Abstract 134: Increased Ca2+ Influx Through Cav1.2 in Vascular Smooth Muscle Cells Causes Hypertension Due to Impairment of Acetylcholine-dependent Vascular Relaxation

Abstract

Calcium channel plays an important role in smooth muscle contraction and relaxation and L-type calcium channel (Cav1.2) antagonist is widely used for treating hypertension. However, whether increasing Ca2+ influx into smooth muscle cells results in hypertension (through increasing smooth muscle cell contractility) or hypotension (through activating BKCa channels) is unclear. Aiming to answer this question, we established a transgenic (TG) mouse model with smooth muscle cell specific (SM22-α promoter driven) overexpression of a splicing variant of Cavβ2 subunit, Cavβ2a, tagged with GFP. Methods and Results: Immunostaining showed that Cavβ2a-GFP expressed in smooth muscle cells specifically and L-type Ca2+ current in smooth muscle cells from the 4 th branch of mesenteric arteries of transgenic mice was significantly increased (5.1±0.7pA/pF in TG, n=12 vs. 2.2±0.5pA/pF in control, n=10). Telemetric blood pressure measurement showed that 24h-averaged systolic pressure was significantly increased (135.2±9.8mmHg, n=25) compared to that of that of control c57bl/6 mice (110.2±7.8mmHg, n=16).
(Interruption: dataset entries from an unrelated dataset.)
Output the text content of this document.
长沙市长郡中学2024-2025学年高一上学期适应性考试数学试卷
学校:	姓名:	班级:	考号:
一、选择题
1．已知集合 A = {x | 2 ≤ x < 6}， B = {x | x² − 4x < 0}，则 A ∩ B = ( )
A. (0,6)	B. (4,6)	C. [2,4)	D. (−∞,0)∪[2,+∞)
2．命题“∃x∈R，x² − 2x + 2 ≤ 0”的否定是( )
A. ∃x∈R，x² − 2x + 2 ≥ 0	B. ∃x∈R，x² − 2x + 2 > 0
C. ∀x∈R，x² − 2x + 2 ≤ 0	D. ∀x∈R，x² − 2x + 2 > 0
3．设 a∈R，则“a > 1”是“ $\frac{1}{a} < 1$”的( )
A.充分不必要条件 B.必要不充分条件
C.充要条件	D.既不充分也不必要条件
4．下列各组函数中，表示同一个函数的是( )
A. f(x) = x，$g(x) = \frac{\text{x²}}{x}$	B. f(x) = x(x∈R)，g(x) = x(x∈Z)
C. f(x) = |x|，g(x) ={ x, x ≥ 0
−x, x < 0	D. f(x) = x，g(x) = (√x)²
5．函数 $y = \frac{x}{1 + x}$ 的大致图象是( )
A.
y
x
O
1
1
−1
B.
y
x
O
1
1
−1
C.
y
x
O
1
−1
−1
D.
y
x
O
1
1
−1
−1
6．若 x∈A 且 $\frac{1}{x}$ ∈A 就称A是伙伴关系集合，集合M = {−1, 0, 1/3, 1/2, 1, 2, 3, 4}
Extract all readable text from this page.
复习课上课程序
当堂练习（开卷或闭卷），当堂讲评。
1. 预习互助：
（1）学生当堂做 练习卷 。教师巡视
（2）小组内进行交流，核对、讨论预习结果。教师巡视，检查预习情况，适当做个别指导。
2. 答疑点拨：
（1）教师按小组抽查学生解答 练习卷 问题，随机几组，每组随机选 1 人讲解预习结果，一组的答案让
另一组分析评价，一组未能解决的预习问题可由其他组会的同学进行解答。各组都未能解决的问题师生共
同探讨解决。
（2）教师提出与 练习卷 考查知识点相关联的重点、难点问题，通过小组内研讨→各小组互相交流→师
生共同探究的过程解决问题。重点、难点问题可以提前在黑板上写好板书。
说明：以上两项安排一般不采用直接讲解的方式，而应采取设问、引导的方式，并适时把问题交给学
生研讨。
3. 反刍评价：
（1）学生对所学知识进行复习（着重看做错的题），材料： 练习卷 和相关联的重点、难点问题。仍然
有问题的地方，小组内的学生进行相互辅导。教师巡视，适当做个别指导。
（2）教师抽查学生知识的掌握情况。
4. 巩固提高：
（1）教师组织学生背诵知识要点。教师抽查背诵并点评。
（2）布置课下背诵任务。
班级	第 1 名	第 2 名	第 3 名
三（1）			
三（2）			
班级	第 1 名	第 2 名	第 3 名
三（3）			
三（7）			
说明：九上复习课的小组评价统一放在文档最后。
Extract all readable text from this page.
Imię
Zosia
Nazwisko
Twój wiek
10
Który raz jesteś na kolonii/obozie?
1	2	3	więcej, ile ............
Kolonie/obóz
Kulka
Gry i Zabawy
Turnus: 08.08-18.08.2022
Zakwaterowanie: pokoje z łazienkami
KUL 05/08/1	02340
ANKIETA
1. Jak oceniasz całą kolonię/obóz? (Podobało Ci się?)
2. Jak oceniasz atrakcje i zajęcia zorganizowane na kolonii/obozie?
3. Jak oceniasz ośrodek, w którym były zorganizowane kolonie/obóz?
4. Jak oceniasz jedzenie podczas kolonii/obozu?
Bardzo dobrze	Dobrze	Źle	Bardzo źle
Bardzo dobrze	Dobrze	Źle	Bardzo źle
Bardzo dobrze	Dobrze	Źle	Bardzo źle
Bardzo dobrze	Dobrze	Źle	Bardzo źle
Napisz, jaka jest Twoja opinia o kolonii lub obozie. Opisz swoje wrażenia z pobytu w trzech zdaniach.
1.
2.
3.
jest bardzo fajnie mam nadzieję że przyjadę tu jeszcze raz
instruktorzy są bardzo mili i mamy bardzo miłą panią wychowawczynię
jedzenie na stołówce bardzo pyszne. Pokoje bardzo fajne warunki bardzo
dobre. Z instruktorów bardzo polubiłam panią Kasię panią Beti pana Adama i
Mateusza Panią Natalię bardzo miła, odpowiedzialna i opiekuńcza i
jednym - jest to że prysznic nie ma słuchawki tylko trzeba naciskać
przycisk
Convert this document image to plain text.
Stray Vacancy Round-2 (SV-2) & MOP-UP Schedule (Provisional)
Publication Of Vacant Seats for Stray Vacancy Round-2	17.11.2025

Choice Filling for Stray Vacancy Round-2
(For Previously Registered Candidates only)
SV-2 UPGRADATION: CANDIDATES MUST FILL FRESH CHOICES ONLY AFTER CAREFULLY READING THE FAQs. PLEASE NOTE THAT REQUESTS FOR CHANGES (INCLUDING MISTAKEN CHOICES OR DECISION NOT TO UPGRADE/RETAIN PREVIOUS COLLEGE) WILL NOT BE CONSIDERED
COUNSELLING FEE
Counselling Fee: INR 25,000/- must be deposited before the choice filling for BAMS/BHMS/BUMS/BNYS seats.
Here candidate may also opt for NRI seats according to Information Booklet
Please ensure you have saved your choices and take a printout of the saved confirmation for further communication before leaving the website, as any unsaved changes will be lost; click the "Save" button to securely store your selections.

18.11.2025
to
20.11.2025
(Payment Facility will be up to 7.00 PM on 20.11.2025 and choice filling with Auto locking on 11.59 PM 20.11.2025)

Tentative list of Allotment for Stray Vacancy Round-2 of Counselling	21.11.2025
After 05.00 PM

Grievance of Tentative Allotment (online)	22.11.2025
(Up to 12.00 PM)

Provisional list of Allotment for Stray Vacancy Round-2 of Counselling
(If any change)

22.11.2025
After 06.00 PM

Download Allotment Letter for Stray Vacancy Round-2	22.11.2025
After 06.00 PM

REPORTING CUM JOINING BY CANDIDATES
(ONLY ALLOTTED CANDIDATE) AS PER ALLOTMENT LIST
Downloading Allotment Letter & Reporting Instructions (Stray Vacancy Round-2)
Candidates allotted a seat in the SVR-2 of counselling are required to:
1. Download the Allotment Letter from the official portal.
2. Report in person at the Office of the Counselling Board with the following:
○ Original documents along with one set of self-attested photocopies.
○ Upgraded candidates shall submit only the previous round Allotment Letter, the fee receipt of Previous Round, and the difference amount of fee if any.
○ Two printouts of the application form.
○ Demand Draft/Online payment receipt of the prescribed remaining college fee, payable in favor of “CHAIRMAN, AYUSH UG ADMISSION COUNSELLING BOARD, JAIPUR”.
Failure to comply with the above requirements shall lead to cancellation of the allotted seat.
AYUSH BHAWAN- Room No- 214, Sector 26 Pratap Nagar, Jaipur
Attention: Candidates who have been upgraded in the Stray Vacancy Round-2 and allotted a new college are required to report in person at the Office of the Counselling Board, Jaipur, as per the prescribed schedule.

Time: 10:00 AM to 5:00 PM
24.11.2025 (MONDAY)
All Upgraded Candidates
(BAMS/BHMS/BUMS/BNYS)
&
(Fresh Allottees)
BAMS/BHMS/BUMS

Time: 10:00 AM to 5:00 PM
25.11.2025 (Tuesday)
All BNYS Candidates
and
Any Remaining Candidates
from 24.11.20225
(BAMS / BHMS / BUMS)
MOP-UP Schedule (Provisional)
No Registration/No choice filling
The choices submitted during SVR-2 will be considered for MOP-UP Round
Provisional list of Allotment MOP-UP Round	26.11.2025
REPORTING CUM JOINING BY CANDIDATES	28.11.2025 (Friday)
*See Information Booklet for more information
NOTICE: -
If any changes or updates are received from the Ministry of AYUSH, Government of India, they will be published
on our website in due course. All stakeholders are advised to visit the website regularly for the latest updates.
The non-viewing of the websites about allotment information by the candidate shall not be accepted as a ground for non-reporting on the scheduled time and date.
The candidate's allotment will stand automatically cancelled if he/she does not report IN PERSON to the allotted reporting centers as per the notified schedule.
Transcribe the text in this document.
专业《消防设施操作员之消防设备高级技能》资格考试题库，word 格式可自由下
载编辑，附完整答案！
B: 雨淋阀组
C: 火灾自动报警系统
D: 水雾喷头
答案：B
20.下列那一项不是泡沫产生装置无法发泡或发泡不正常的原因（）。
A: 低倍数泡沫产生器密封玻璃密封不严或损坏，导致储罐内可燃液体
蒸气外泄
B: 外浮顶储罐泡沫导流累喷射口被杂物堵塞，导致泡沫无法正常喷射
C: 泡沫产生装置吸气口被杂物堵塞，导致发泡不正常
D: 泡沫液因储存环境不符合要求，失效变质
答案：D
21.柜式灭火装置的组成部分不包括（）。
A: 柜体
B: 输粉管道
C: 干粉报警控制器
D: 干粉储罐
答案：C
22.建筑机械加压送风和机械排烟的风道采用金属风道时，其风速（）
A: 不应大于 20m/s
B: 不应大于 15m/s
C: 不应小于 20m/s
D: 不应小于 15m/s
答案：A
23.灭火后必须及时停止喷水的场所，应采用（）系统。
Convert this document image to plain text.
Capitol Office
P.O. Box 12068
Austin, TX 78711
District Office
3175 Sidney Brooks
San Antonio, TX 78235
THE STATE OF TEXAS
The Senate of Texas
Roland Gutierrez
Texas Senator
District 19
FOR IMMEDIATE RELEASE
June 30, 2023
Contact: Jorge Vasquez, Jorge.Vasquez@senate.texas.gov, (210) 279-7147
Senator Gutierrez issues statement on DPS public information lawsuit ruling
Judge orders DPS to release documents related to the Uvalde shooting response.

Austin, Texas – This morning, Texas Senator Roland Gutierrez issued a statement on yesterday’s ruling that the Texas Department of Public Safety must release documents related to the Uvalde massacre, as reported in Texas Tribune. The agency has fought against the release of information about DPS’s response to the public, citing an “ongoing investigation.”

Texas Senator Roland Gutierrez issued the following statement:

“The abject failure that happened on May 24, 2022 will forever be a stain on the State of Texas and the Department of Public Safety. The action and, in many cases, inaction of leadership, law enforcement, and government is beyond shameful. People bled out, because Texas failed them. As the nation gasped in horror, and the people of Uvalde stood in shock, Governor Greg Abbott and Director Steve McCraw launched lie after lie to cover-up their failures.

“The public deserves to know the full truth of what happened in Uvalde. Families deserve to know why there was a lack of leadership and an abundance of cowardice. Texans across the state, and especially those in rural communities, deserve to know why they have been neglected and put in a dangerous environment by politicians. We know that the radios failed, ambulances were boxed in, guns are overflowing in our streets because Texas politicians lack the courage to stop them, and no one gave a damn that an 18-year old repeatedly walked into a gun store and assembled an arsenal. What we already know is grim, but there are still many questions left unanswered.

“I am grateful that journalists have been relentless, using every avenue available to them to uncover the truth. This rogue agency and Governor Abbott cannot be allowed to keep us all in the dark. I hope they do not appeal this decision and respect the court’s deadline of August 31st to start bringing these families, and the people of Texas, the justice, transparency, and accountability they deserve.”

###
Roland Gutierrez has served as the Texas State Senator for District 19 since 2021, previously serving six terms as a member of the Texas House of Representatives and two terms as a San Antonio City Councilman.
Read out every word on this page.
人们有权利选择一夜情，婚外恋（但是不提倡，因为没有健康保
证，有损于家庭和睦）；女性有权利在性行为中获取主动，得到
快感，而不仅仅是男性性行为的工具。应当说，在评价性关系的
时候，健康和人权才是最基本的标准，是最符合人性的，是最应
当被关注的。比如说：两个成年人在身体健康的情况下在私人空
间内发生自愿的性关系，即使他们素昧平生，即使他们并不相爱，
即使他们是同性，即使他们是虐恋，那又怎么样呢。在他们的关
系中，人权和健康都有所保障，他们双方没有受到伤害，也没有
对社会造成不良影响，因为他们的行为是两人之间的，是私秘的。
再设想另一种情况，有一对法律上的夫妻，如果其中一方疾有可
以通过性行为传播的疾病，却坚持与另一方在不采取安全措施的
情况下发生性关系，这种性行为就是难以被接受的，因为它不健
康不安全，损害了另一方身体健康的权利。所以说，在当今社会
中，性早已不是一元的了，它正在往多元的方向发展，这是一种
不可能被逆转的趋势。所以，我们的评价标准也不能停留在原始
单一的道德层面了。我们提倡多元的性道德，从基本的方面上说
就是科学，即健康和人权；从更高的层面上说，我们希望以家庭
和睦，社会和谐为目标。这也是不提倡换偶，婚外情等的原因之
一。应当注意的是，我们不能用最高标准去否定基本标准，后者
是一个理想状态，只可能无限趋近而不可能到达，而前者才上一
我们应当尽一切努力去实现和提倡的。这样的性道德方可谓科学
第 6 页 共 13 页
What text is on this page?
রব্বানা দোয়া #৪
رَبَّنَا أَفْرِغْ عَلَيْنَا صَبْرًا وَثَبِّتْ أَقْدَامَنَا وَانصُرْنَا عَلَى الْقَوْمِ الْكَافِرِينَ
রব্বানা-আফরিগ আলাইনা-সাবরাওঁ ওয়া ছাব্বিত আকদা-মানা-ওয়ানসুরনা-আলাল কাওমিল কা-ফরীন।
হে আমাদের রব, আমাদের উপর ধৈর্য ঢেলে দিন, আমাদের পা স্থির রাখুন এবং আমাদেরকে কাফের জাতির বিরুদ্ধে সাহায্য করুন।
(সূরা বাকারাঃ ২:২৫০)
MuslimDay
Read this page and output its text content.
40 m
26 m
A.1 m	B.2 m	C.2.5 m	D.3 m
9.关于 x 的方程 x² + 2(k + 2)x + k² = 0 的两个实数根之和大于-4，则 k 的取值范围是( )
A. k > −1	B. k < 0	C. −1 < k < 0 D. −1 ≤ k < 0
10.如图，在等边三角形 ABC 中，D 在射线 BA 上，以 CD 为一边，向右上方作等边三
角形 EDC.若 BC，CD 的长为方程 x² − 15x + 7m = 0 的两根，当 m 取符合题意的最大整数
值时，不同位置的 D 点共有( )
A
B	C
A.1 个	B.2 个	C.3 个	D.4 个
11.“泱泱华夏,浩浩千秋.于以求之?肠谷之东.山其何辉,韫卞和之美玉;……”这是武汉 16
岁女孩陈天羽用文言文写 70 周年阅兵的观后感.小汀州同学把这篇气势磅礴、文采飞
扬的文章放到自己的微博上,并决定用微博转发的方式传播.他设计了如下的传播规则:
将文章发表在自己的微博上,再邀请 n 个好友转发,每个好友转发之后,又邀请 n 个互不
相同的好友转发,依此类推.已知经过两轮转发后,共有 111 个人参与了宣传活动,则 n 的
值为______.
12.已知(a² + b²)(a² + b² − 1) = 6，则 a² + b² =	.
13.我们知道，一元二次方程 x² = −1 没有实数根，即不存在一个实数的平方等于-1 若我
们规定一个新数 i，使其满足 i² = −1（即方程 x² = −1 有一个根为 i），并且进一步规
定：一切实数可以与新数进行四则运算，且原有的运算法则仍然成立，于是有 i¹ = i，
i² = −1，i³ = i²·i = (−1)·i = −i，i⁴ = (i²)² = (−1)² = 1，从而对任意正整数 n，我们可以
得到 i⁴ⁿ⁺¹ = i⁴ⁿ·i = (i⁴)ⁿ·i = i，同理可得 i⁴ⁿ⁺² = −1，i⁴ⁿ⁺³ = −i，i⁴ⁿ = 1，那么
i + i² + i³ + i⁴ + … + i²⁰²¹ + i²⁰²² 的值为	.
The diastolic pressure was also significantly elevated in TG mice than in control mice. Maximum contractility of the 4 th branch mesenteric arteries measured with 40mM KCl was not different between control and TG groups. Sodium nitroprusside relaxed the phenylephrine-precontracted mesenteric artery in the same dose-dependent manner However, acetylcholine induced mesenteric artery relaxation was signficantly impaired in TG mesenteric arteries. Conclusions: Increasing Ca2+ influx through the L-type Ca2+ channel in smooth muscle cells causing hypertension via impairment of acetylcholine-dependent relaxation.